Heaven help us all... A reducing percentage of first-time buyer debt and a reducing percentage of investor debt... I do hope that we're not running out of 'greater fools' to prop this Ponzi up.... Remember without a first time buyer or an investor to start things off, from a position of non-ownership, then all the other loans just don't get written.

Remember it is the big debt from a first time buyer or an investor that allows everyone else the equity to move. Without them, well there's just a lot less equity for everyone and a lot less people moving.

All categories are higher dollar values than last year, although most are down from 2 years ago. FHBs are one of the few up from two years ago

Would be good to know how many of the FHB loans have a cross securitization with a guarantors property to reduce the LVR to the required level


I have no doubt that the number will be enormous but that debt offering is also tightening already, probably one of the reasons for the decline in FTB's as a percentage...

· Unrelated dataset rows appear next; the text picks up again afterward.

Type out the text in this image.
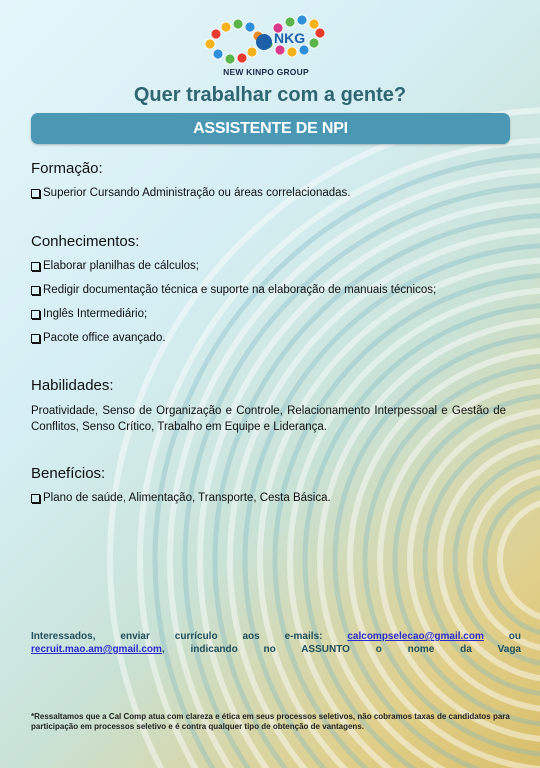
NEW KINPO GROUP
NKG
Quer trabalhar com a gente?
ASSISTENTE DE NPI
Formação:
Superior Cursando Administração ou áreas correlacionadas.
Conhecimentos:
Elaborar planilhas de cálculos;
Redigir documentação técnica e suporte na elaboração de manuais técnicos;
Inglês Intermediário;
Pacote office avançado.
Habilidades:
Proatividade, Senso de Organização e Controle, Relacionamento Interpessoal e Gestão de Conflitos, Senso Crítico, Trabalho em Equipe e Liderança.
Benefícios:
Plano de saúde, Alimentação, Transporte, Cesta Básica.
Interessados, enviar currículo aos e-mails: calcompselecao@gmail.com ou recruit.mao.am@gmail.com, indicando no ASSUNTO o nome da Vaga
*Ressaltamos que a Cal Comp atua com clareza e ética em seus processos seletivos, não cobramos taxas de candidatos para participação em processos seletivo e é contra qualquer tipo de obtenção de vantagens.
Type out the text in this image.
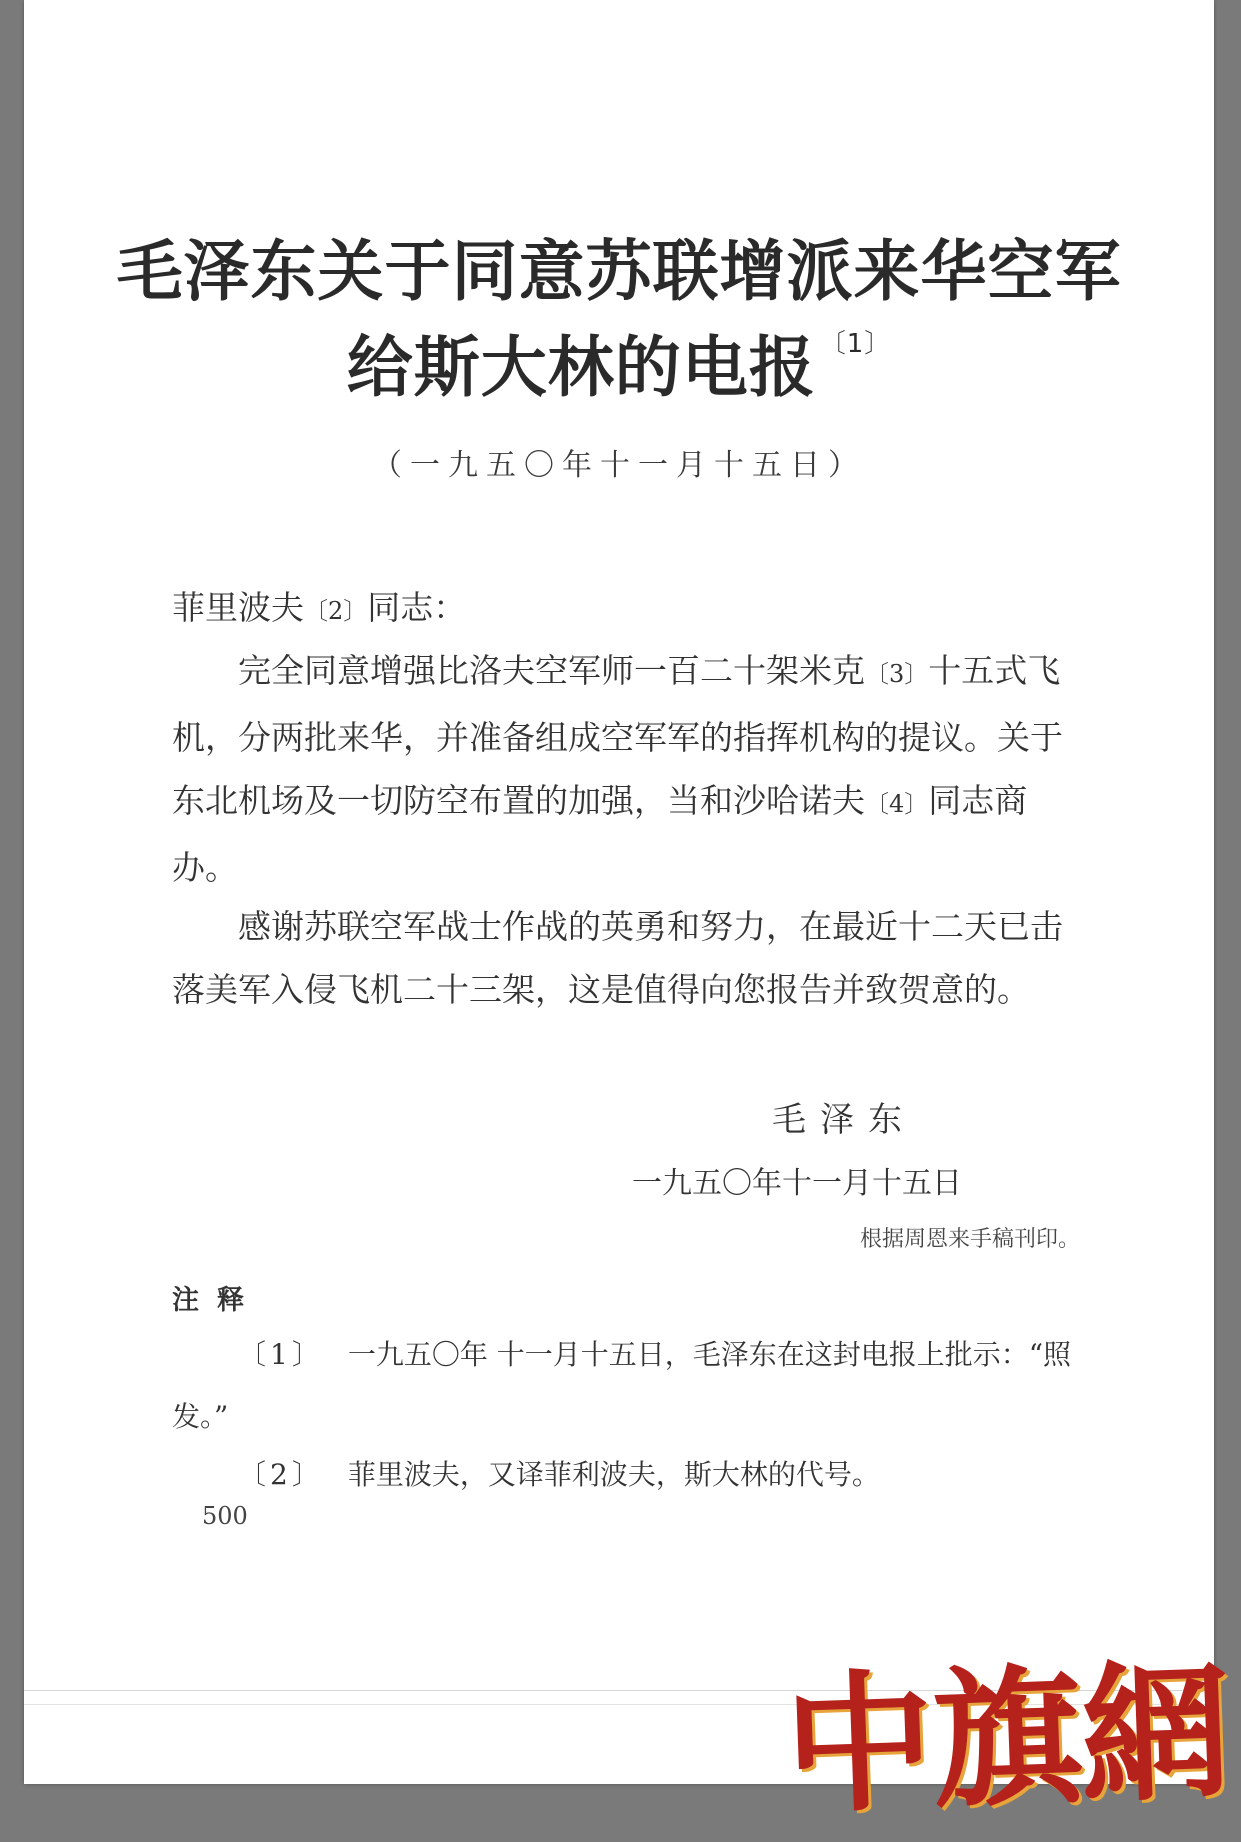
毛泽东关于同意苏联增派来华空军
给斯大林的电报 $^{〔1〕}$
（一九五〇年十一月十五日）
菲里波夫〔2〕同志：
完全同意增强比洛夫空军师一百二十架米克〔3〕十五式飞机，分两批来华，并准备组成空军军的指挥机构的提议。关于东北机场及一切防空布置的加强，当和沙哈诺夫〔4〕同志商办。
感谢苏联空军战士作战的英勇和努力，在最近十二天已击落美军入侵飞机二十三架，这是值得向您报告并致贺意的。
毛泽东
一九五〇年十一月十五日
根据周恩来手稿刊印。
注释
〔1〕 一九五〇年 十一月十五日，毛泽东在这封电报上批示：“照发。”
〔2〕 菲里波夫，又译菲利波夫，斯大林的代号。
500
中旗網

I am struggling at the moment WestieAJ to understand how much is being withheld from the general public. No-where in NZ is there any sensible, questioning journalism about the predicament that the last 10 years neglect has got us into... People are getting knighthoods and jobs with banks and businesses when they should be put in stocks. Sadly I don't think the current lot are smart enough to recognise the issue either.

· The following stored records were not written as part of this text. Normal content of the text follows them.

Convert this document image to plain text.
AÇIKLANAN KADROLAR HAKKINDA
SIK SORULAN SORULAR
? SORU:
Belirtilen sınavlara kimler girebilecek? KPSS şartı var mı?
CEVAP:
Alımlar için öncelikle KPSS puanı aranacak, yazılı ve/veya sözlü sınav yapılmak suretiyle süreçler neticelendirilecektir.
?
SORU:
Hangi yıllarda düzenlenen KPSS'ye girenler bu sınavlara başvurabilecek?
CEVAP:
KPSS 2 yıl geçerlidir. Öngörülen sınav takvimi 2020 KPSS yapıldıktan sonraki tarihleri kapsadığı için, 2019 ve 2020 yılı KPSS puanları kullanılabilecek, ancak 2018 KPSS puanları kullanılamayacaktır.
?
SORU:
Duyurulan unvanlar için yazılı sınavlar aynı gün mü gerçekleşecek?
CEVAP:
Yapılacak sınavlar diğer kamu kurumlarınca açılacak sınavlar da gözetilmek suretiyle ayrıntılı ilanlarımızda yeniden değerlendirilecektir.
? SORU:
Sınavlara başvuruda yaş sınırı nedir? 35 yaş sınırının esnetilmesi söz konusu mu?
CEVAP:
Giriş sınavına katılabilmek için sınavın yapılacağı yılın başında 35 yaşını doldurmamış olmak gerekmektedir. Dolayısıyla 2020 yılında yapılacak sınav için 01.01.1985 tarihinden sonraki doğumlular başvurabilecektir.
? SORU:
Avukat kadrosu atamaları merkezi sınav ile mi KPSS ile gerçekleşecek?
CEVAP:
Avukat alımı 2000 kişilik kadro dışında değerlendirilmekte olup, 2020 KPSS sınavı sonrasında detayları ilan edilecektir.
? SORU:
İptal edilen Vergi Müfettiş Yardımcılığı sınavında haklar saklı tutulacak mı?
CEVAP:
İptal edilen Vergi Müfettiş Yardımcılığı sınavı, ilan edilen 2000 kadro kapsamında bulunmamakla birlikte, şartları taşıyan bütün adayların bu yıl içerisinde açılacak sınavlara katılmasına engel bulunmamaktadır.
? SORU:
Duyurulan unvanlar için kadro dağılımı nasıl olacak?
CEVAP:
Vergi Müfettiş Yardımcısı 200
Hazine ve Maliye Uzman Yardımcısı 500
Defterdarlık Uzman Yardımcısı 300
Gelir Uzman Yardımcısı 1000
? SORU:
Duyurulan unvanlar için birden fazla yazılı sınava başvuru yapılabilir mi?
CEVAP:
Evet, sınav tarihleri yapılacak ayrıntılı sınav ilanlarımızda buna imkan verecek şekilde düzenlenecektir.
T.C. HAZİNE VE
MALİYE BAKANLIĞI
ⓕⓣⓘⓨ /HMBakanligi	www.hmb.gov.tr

Nic Johnson - Can you please name me one journalist out there that is truly independent ? And that may explain your struggle.


But the debt is being taken up on far lower sales volumes than 2016.. So more debt is being taken up by fewer 'greater fools' that's all.

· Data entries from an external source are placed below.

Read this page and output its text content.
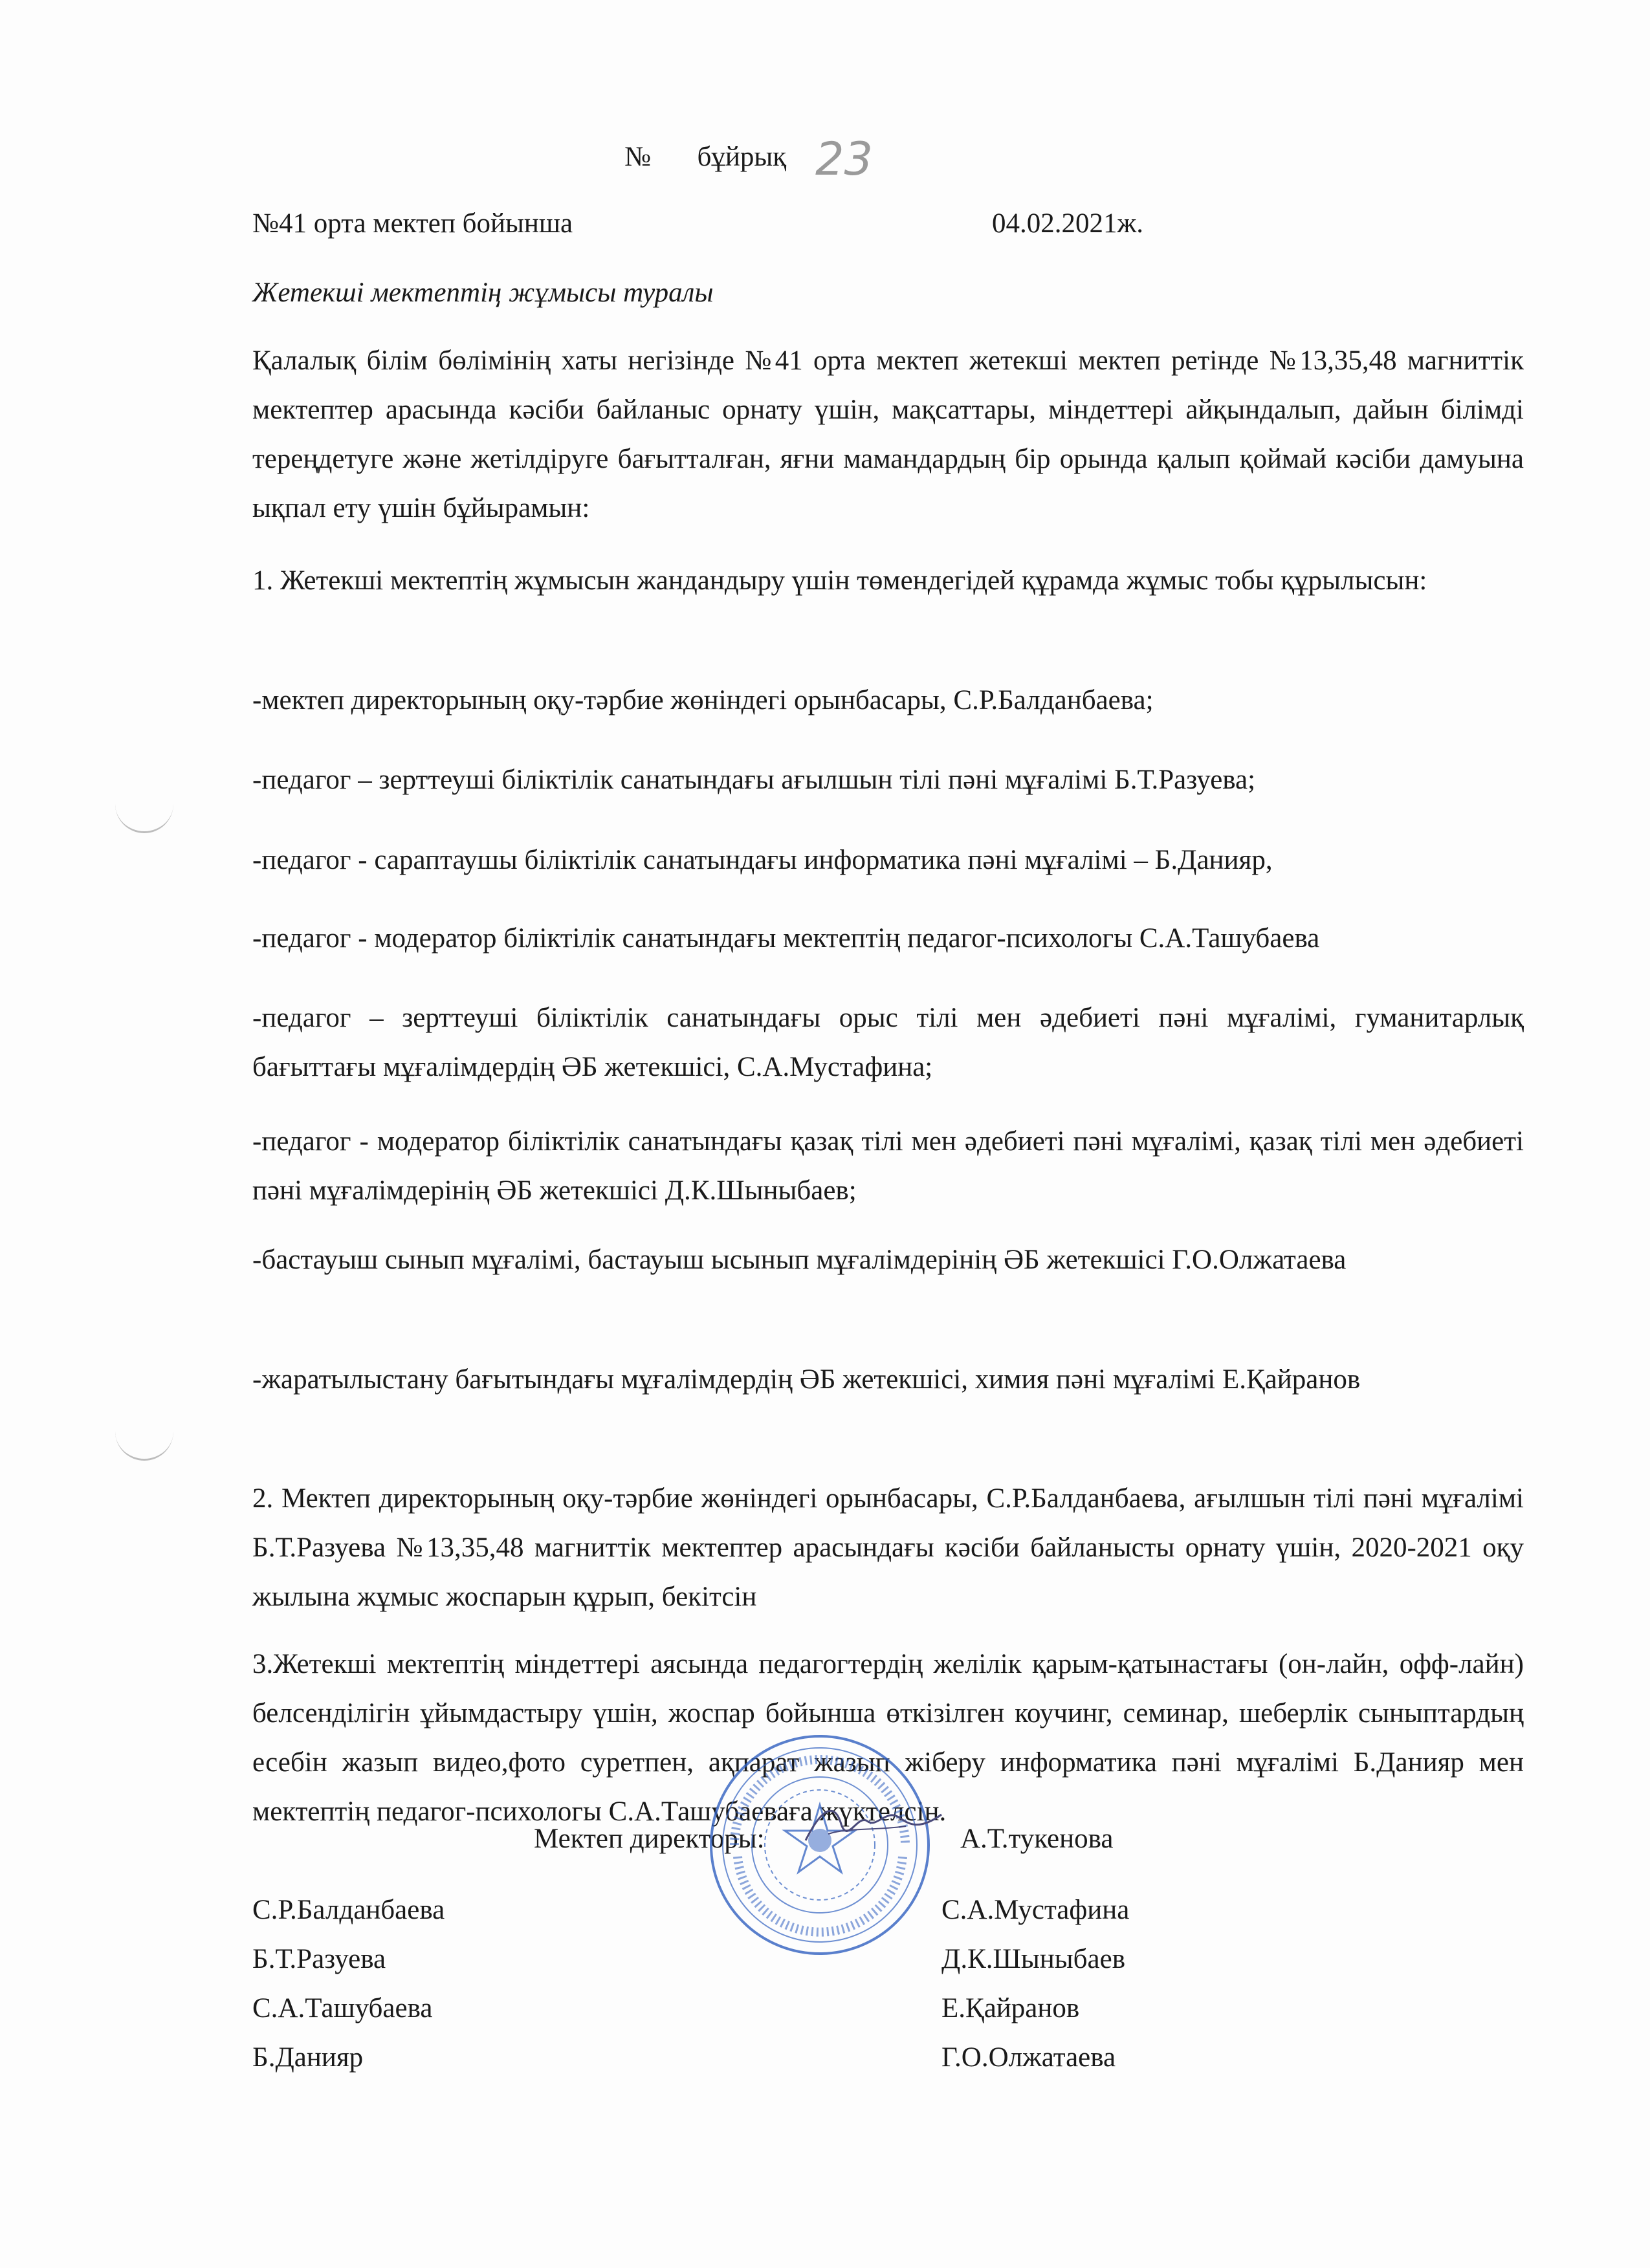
№ бұйрық 23
№41 орта мектеп бойынша	04.02.2021ж.
Жетекші мектептің жұмысы туралы
Қалалық білім бөлімінің хаты негізінде №41 орта мектеп жетекші мектеп ретінде №13,35,48 магниттік мектептер арасында кәсіби байланыс орнату үшін, мақсаттары, міндеттері айқындалып, дайын білімді тереңдетуге және жетілдіруге бағытталған, яғни мамандардың бір орында қалып қоймай кәсіби дамуына ықпал ету үшін бұйырамын:
1. Жетекші мектептің жұмысын жандандыру үшін төмендегідей құрамда жұмыс тобы құрылысын:
-мектеп директорының оқу-тәрбие жөніндегі орынбасары, С.Р.Балданбаева;
-педагог – зерттеуші біліктілік санатындағы ағылшын тілі пәні мұғалімі Б.Т.Разуева;
-педагог - сараптаушы біліктілік санатындағы информатика пәні мұғалімі – Б.Данияр,
-педагог - модератор біліктілік санатындағы мектептің педагог-психологы С.А.Ташубаева
-педагог – зерттеуші біліктілік санатындағы орыс тілі мен әдебиеті пәні мұғалімі, гуманитарлық бағыттағы мұғалімдердің ӘБ жетекшісі, С.А.Мустафина;
-педагог - модератор біліктілік санатындағы қазақ тілі мен әдебиеті пәні мұғалімі, қазақ тілі мен әдебиеті пәні мұғалімдерінің ӘБ жетекшісі Д.К.Шыныбаев;
-бастауыш сынып мұғалімі, бастауыш ысынып мұғалімдерінің ӘБ жетекшісі Г.О.Олжатаева
-жаратылыстану бағытындағы мұғалімдердің ӘБ жетекшісі, химия пәні мұғалімі Е.Қайранов
2. Мектеп директорының оқу-тәрбие жөніндегі орынбасары, С.Р.Балданбаева, ағылшын тілі пәні мұғалімі Б.Т.Разуева №13,35,48 магниттік мектептер арасындағы кәсіби байланысты орнату үшін, 2020-2021 оқу жылына жұмыс жоспарын құрып, бекітсін
3.Жетекші мектептің міндеттері аясында педагогтердің желілік қарым-қатынастағы (он-лайн, офф-лайн) белсенділігін ұйымдастыру үшін, жоспар бойынша өткізілген коучинг, семинар, шеберлік сыныптардың есебін жазып видео,фото суретпен, ақпарат жазып жіберу информатика пәні мұғалімі Б.Данияр мен мектептің педагог-психологы С.А.Ташубаеваға жүктелсін.
Мектеп директоры:	А.Т.тукенова
С.Р.Балданбаева
Б.Т.Разуева
С.А.Ташубаева
Б.Данияр
С.А.Мустафина
Д.К.Шыныбаев
Е.Қайранов
Г.О.Олжатаева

Read my post above again. No one moves, has any equity to move unless there is a cash injection from someone not already committed to the market... (remember that this doesn't take into account foreign cash injection which in Auckland in the June quarter was 6.5% of sales.

A buggers muddle awaits.

Lower numbers than 2016, higher numbers than 2017. Again, numbers of FHB mortgages are even up on two years ago. As prices haven't fallen yet I don't think existing owner occupiers will have seen their equity reduced just yet. I wouldn't be surprised if it happened, I'm just waiting for the data to show up before jumping to conclusions.

Percentage of over 80% lvr loans on the increase, was in the 8s now double digits.

I would stop with the wishful thinking, and make concrete plans to deal with the market as is, not as you hope it will turn out.

Giving up on the idea of buying a house in NZ was the best decision I ever made.

Its the 20% increase in borrowing per person since 2014 that has me concerned. It means more highly indebted people who have been enjoying low interest rates. More families with high debts

You also hear many stories of landlords complaining they can't afford the new insulation rules because they are already making a loss on their rentals. Are they really sailing that close to the wind?

Sure we don't have teaser rates like the states, but is a 1 year fixed period at 3.99% really much different.
Rates could go up 2% or house valuations drop then same logic applies.

Not unexpected in this market. But good luck to the banks lending to those for Kiwibuild homes or high LVRs. See for example "BNZ is rivalling ASB with a special offer for Kiwibuild home buyers, including 95 percent loans for the government-backed homes. BNZ's new offer promises customers pre-approved loans for 12 months, rather than the typical two or three month period. The lender will also grant up to 95 percent LVR loans for the new build properties."

Another wee aside from San Diego. Auckland’s woes are pretty much akin to those in the valley. The next prospective governor is running on a platform of improving infrastructure and drive times, affordable homes and rents for all, schooling and combatting corrupt local politics. Have had many a conversation with all types of locals here whose sentiments and concerns with topical issues are not far removed from our own. The other big concerns here are regional fuel taxes and water rationing and shortages. Sound familiar?